Most efficient algorithm for our model .
It is highly admirable to say that being selective and picky is not a bad thing, after all, we should have the best and most appropriate algorithm for our model which can provide us with best results.
The question is how to find out the best one? No fuzz at all. Cross-Validation is the key to our lock. It has a scoring strategy that will evaluate the score for all our algorithms we pass through it and obviously the one with its score at zenith is our trophy to pick up.
Last but not the least Tuning the strings of our final model.

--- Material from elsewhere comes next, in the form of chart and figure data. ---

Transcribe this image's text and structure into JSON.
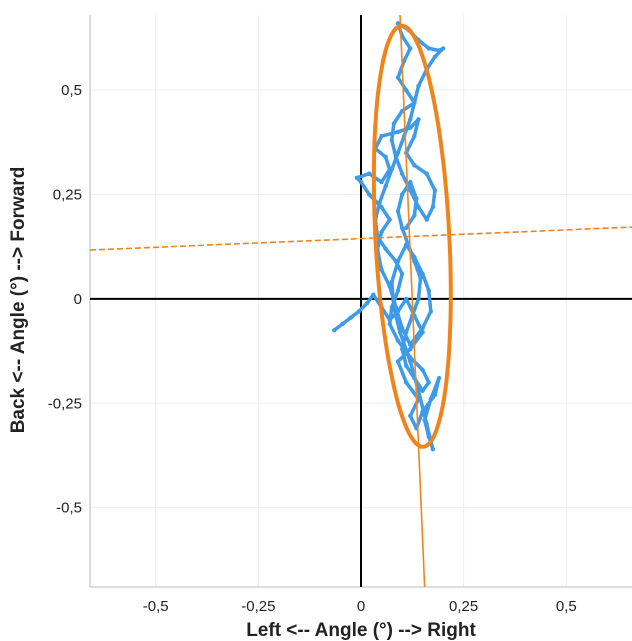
{
  "chart_data": {
    "type": "scatter",
    "xlabel": "Left <-- Angle (°) --> Right",
    "ylabel": "Back <-- Angle (°) --> Forward",
    "xlim": [
      -0.66,
      0.66
    ],
    "ylim": [
      -0.69,
      0.68
    ],
    "x_ticks": [
      {
        "value": -0.5,
        "label": "-0,5"
      },
      {
        "value": -0.25,
        "label": "-0,25"
      },
      {
        "value": 0,
        "label": "0"
      },
      {
        "value": 0.25,
        "label": "0,25"
      },
      {
        "value": 0.5,
        "label": "0,5"
      }
    ],
    "y_ticks": [
      {
        "value": 0.5,
        "label": "0,5"
      },
      {
        "value": 0.25,
        "label": "0,25"
      },
      {
        "value": 0,
        "label": "0"
      },
      {
        "value": -0.25,
        "label": "-0,25"
      },
      {
        "value": -0.5,
        "label": "-0,5"
      }
    ],
    "grid": true,
    "legend": "none",
    "colors": {
      "trajectory": "#3d9be9",
      "ellipse": "#f0841c",
      "axis_lines": "#000000",
      "grid": "#eeeeee"
    },
    "sway_path": [
      [
        -0.065,
        -0.075
      ],
      [
        -0.045,
        -0.06
      ],
      [
        -0.025,
        -0.045
      ],
      [
        -0.005,
        -0.03
      ],
      [
        0.015,
        -0.01
      ],
      [
        0.03,
        0.01
      ],
      [
        0.05,
        -0.02
      ],
      [
        0.07,
        -0.05
      ],
      [
        0.09,
        -0.03
      ],
      [
        0.11,
        0.0
      ],
      [
        0.13,
        -0.04
      ],
      [
        0.15,
        -0.08
      ],
      [
        0.12,
        -0.12
      ],
      [
        0.09,
        -0.15
      ],
      [
        0.11,
        -0.2
      ],
      [
        0.14,
        -0.24
      ],
      [
        0.12,
        -0.28
      ],
      [
        0.135,
        -0.31
      ],
      [
        0.15,
        -0.27
      ],
      [
        0.18,
        -0.23
      ],
      [
        0.19,
        -0.19
      ],
      [
        0.17,
        -0.24
      ],
      [
        0.155,
        -0.29
      ],
      [
        0.165,
        -0.33
      ],
      [
        0.175,
        -0.36
      ],
      [
        0.16,
        -0.3
      ],
      [
        0.14,
        -0.22
      ],
      [
        0.12,
        -0.15
      ],
      [
        0.095,
        -0.08
      ],
      [
        0.08,
        -0.02
      ],
      [
        0.075,
        0.04
      ],
      [
        0.09,
        0.09
      ],
      [
        0.11,
        0.13
      ],
      [
        0.13,
        0.1
      ],
      [
        0.15,
        0.06
      ],
      [
        0.165,
        0.02
      ],
      [
        0.17,
        -0.03
      ],
      [
        0.15,
        -0.07
      ],
      [
        0.12,
        -0.11
      ],
      [
        0.1,
        -0.07
      ],
      [
        0.085,
        -0.02
      ],
      [
        0.07,
        0.03
      ],
      [
        0.05,
        0.07
      ],
      [
        0.04,
        0.12
      ],
      [
        0.05,
        0.16
      ],
      [
        0.07,
        0.19
      ],
      [
        0.05,
        0.22
      ],
      [
        0.02,
        0.25
      ],
      [
        0.0,
        0.28
      ],
      [
        -0.01,
        0.29
      ],
      [
        0.02,
        0.3
      ],
      [
        0.05,
        0.28
      ],
      [
        0.07,
        0.31
      ],
      [
        0.06,
        0.34
      ],
      [
        0.035,
        0.36
      ],
      [
        0.05,
        0.39
      ],
      [
        0.09,
        0.4
      ],
      [
        0.12,
        0.41
      ],
      [
        0.14,
        0.43
      ],
      [
        0.13,
        0.39
      ],
      [
        0.11,
        0.35
      ],
      [
        0.13,
        0.32
      ],
      [
        0.16,
        0.3
      ],
      [
        0.18,
        0.26
      ],
      [
        0.175,
        0.22
      ],
      [
        0.16,
        0.19
      ],
      [
        0.14,
        0.22
      ],
      [
        0.12,
        0.26
      ],
      [
        0.1,
        0.3
      ],
      [
        0.085,
        0.34
      ],
      [
        0.075,
        0.38
      ],
      [
        0.08,
        0.42
      ],
      [
        0.1,
        0.45
      ],
      [
        0.13,
        0.47
      ],
      [
        0.11,
        0.5
      ],
      [
        0.09,
        0.53
      ],
      [
        0.105,
        0.57
      ],
      [
        0.12,
        0.6
      ],
      [
        0.1,
        0.63
      ],
      [
        0.09,
        0.66
      ],
      [
        0.115,
        0.645
      ],
      [
        0.14,
        0.62
      ],
      [
        0.165,
        0.6
      ],
      [
        0.19,
        0.595
      ],
      [
        0.2,
        0.6
      ],
      [
        0.18,
        0.58
      ],
      [
        0.16,
        0.55
      ],
      [
        0.14,
        0.51
      ],
      [
        0.13,
        0.47
      ],
      [
        0.12,
        0.43
      ],
      [
        0.105,
        0.39
      ],
      [
        0.09,
        0.35
      ],
      [
        0.075,
        0.31
      ],
      [
        0.06,
        0.27
      ],
      [
        0.045,
        0.23
      ],
      [
        0.035,
        0.19
      ],
      [
        0.04,
        0.15
      ],
      [
        0.06,
        0.12
      ],
      [
        0.085,
        0.09
      ],
      [
        0.1,
        0.06
      ],
      [
        0.09,
        0.02
      ],
      [
        0.075,
        -0.02
      ],
      [
        0.07,
        -0.06
      ],
      [
        0.09,
        -0.1
      ],
      [
        0.12,
        -0.14
      ],
      [
        0.15,
        -0.17
      ],
      [
        0.165,
        -0.2
      ],
      [
        0.15,
        -0.22
      ],
      [
        0.13,
        -0.19
      ],
      [
        0.11,
        -0.16
      ],
      [
        0.1,
        -0.12
      ],
      [
        0.11,
        -0.08
      ],
      [
        0.125,
        -0.04
      ],
      [
        0.14,
        0.0
      ],
      [
        0.145,
        0.05
      ],
      [
        0.13,
        0.09
      ],
      [
        0.115,
        0.13
      ],
      [
        0.1,
        0.17
      ],
      [
        0.09,
        0.21
      ],
      [
        0.1,
        0.25
      ],
      [
        0.12,
        0.28
      ],
      [
        0.135,
        0.24
      ],
      [
        0.13,
        0.2
      ],
      [
        0.11,
        0.17
      ]
    ],
    "ellipse": {
      "center": [
        0.125,
        0.15
      ],
      "semi_axis_major": 0.505,
      "semi_axis_minor": 0.09,
      "major_axis_angle_deg": 93
    },
    "principal_axes": [
      {
        "from": [
          -0.66,
          0.117
        ],
        "to": [
          0.66,
          0.172
        ],
        "style": "dashed"
      },
      {
        "from": [
          0.095,
          0.68
        ],
        "to": [
          0.155,
          -0.69
        ],
        "style": "solid"
      }
    ]
  }
}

Well, all the hard work of this machine learning model building is done now. We are just left to do some adjustments in the parameters of our best model. The entities we chose to alter are known as hyperparameters. We need to do this adjustment to find out the highest competency of our model. Of course, finding the best is just not enough we need to get the best out of best. Now again you would be wondering how to select a needle from a pool of needles. Well, every shortcoming has its breakthrough. Grid Search Cross-Validation does that work for us. It is one of the finest and most used techniques for foraging the best parameters combo.
Steps to build a machine learning model: With this our fully functional and capable model is built. You can save it and use it forever. We have discussed all the necessary and mandatory steps needed to build a good machine learning model. The code for the listed techniques and algorithms are easily available over the web network. Hope you enjoyed building your own model and gained something good.